Teluk is in contact with his wife and said he's trying to keep everyone calm. They’ll plan an exit strategy if needed.
“The rest of the world will now understand what we're dealing with. Putin has shown who he really is. And this idea that you can negotiate, coddle, you know, be nice to him. It just doesn't work. He is evil, he’s pure evil,” Teluk said.
A former senior advisor to the Minister of Economy of Ukraine, Teluk says the United States has not been “strong enough” when it comes to supporting Ukraine against Russian threats.
“I think America needs to show its strength and show its support to countries that truly do want democracy, that want freedom and that look to America to be that leader. Not to fight their wars for them, but to be that moral leader and to call out other dictators that want to infringe on those freedoms,” Teluk said.
It’s a sentiment shared by the Russian Cultural Garden of Cleveland’s Vice President Boris Vinogradsky, who said he’s extremely concerned about the Russian invasion.
“I think that Putin acts with impunity, and he is Hitler re-incarnate. And if we don't do enough to stop him quickly, we may end up paying a much higher price for freedom and for victory,” Vinogradksy told Ideastream Public Media. “I am certain that he will be defeated. The question is how much time will it take and how many lives will it take?”
“Putin is not Russia,” Vinogradsky said. “Russians are good people and Ukraine is very beloved country. So, we have to survive this together.”
Cleveland resident Taras Shmagala Jr. chairs the board of the Ukrainian Catholic University Foundation, which supports the Ukrainian Catholic University. The first thing Shmagala will be watching as the situation unfolds is how Ukraine's allies respond.
“What sort of sanctions do we actually levy? And I think that will be very, very telling. Number two, what sort of price is Putin going to pay for his actions in Ukraine on the ground? He has overwhelming air superiority, but on the ground the partisan fighting that will result, really could inflict a heavy loss. And the question then becomes, does that create any discontent within Russia itself?” Shmagala said in an interview with Ideastream Public Media.

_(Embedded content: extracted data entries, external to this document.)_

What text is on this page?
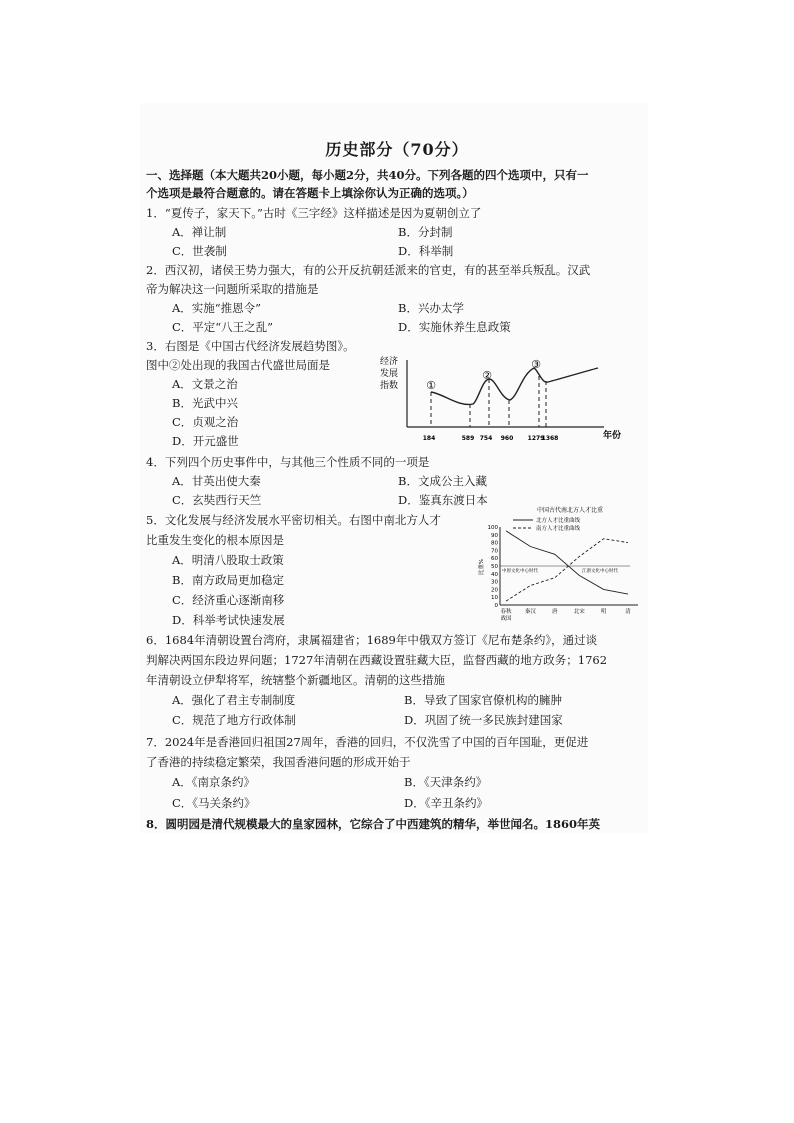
历史部分（70分）
一、选择题（本大题共20小题，每小题2分，共40分。下列各题的四个选项中，只有一
个选项是最符合题意的。请在答题卡上填涂你认为正确的选项。）
1．“夏传子，家天下。”古时《三字经》这样描述是因为夏朝创立了
A．禅让制	B．分封制
C．世袭制	D．科举制
2．西汉初，诸侯王势力强大，有的公开反抗朝廷派来的官吏，有的甚至举兵叛乱。汉武
帝为解决这一问题所采取的措施是
A．实施“推恩令”	B．兴办太学
C．平定“八王之乱”	D．实施休养生息政策
3．右图是《中国古代经济发展趋势图》。
图中②处出现的我国古代盛世局面是
A．文景之治
B．光武中兴
C．贞观之治
D．开元盛世
经济
发展
指数	①
②
③
184	589 754 960 1279
1368	年份
4．下列四个历史事件中，与其他三个性质不同的一项是
A．甘英出使大秦	B．文成公主入藏
C．玄奘西行天竺	D．鉴真东渡日本
5．文化发展与经济发展水平密切相关。右图中南北方人才
比重发生变化的根本原因是
A．明清八股取士政策
B．南方政局更加稳定
C．经济重心逐渐南移
D．科举考试快速发展
中国古代南北方人才比重
北方人才比重曲线
南方人才比重曲线
比重%
100
90
80
70
60
50
40
30
20
10
0
中原文化中心时代	江浙文化中心时代
春秋
战国
秦汉	唐	北宋	明	清
6．1684年清朝设置台湾府，隶属福建省；1689年中俄双方签订《尼布楚条约》，通过谈
判解决两国东段边界问题；1727年清朝在西藏设置驻藏大臣，监督西藏的地方政务；1762
年清朝设立伊犁将军，统辖整个新疆地区。清朝的这些措施
A．强化了君主专制制度	B．导致了国家官僚机构的臃肿
C．规范了地方行政体制	D．巩固了统一多民族封建国家
7．2024年是香港回归祖国27周年，香港的回归，不仅洗雪了中国的百年国耻，更促进
了香港的持续稳定繁荣，我国香港问题的形成开始于
A．《南京条约》	B．《天津条约》
C．《马关条约》	D．《辛丑条约》
8．圆明园是清代规模最大的皇家园林，它综合了中西建筑的精华，举世闻名。1860年英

This war is not as popular in Russia as the Crimean annexation, according to Shmagala, who said he’ll be looking for domestic pressure against the invasion. Shmagala also believes Ukrainian pride has never been greater than since Putin took Crimea in 2014. With that said, Shmagala believes Putin miscalculated in his attempt to restore the Soviet Union.
"So, I don't consider him to be a great tactician. I consider him to be acting irrationally and whether that's due to an overgrown ego or being evil. I don't know,” Shmagala said. “But I do think that he's one of those leaders that comes along in the genre of a Hitler or a Stalin that will go down in the history books as such,” Shmagala said.
A narrative Shmagala said he tries to avoid and attempts to correct people on is that “this is not a battle of the United States versus Russia over this thing, Ukraine, right? That's the way I think a lot of the political talking heads like to talk about it.
“What it really is is a question of whether the Ukrainian people are free to make the right decision. If you look at this conflict from the viewpoint of the Ukrainian people and not from the viewpoint of some sort of geostrategic battle between the United States and Russia, the conflict looks very, very different,” Shmagala said.